Através do espelho obscuro, capítulo 10


Foto: Guilherme Carnaúba

por Tuma

O balconista parou de assoviar. Aprumou-se no banco do motorista e virou parcialmente o rosto para João.

- Ei, companheiro – ele disse -, nós aqui em Miranda não gostamos muito desse assunto. Essa história de que a última faixa do Through a Glass desapareceu de algum jeito é uma mentira inventada pelos conspiradores malditos, que não aceitam o fato de Ike e Hip terem...

Enquanto falava, o rosto furioso de Hartman saía de foco aos olhos de João. Os movimentos que a boca do balconista fazia para expressar sua eloqüência nervosa apareciam turvos, lentos, uma mancha de cor indefinida se expandindo no borrão branco que era o rosto dele. Seus olhos desapareciam como buracos e reapareciam como luzes, e por vezes até uma de suas mãos saía do volante e apontava, inconstante, para o rosto impassível de João.

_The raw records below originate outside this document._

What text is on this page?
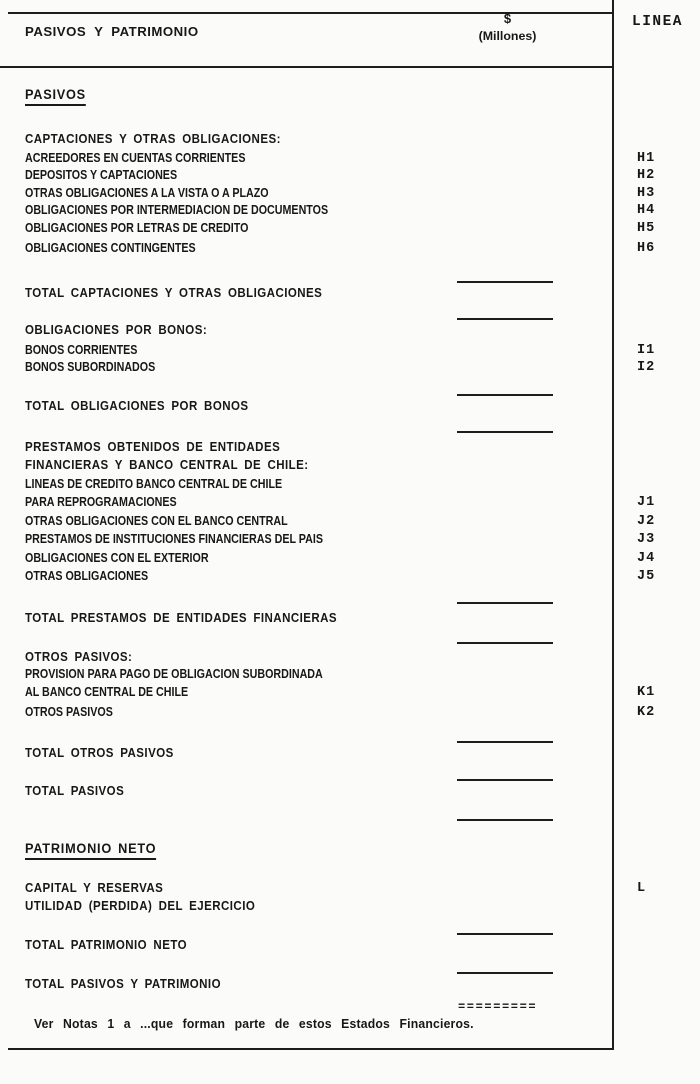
PASIVOS Y PATRIMONIO
$
(Millones)
LINEA
PASIVOS
CAPTACIONES Y OTRAS OBLIGACIONES:
ACREEDORES EN CUENTAS CORRIENTES	H1
DEPOSITOS Y CAPTACIONES	H2
OTRAS OBLIGACIONES A LA VISTA O A PLAZO	H3
OBLIGACIONES POR INTERMEDIACION DE DOCUMENTOS	H4
OBLIGACIONES POR LETRAS DE CREDITO	H5
OBLIGACIONES CONTINGENTES	H6
TOTAL CAPTACIONES Y OTRAS OBLIGACIONES
OBLIGACIONES POR BONOS:
BONOS CORRIENTES	I1
BONOS SUBORDINADOS	I2
TOTAL OBLIGACIONES POR BONOS
PRESTAMOS OBTENIDOS DE ENTIDADES
FINANCIERAS Y BANCO CENTRAL DE CHILE:
LINEAS DE CREDITO BANCO CENTRAL DE CHILE
PARA REPROGRAMACIONES	J1
OTRAS OBLIGACIONES CON EL BANCO CENTRAL	J2
PRESTAMOS DE INSTITUCIONES FINANCIERAS DEL PAIS	J3
OBLIGACIONES CON EL EXTERIOR	J4
OTRAS OBLIGACIONES	J5
TOTAL PRESTAMOS DE ENTIDADES FINANCIERAS
OTROS PASIVOS:
PROVISION PARA PAGO DE OBLIGACION SUBORDINADA
AL BANCO CENTRAL DE CHILE	K1
OTROS PASIVOS	K2
TOTAL OTROS PASIVOS
TOTAL PASIVOS
PATRIMONIO NETO
CAPITAL Y RESERVAS	L
UTILIDAD (PERDIDA) DEL EJERCICIO
TOTAL PATRIMONIO NETO
TOTAL PASIVOS Y PATRIMONIO
=========
Ver Notas 1 a ...que forman parte de estos Estados Financieros.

As palavras que o outro proferia pareciam aos seus ouvidos ecos do silêncio, um grave ruído como aquele que mora dentro das conchas do mar. Em seu lugar, o que João ouvia, cada vez mais alto, eram os versos cantados por Morf Honey-Roy na música que saía das caixas de som e se espalhava pelo carro como tinta jogada no ar. Mister Sandman, bring me a dream, ele ouvia, make him the cutest that i’ve ever seem, e os versos tornavam a se repetir, adquirindo distorções e tons doentios. Bring me a dream, bring me a dream, bring me a dream...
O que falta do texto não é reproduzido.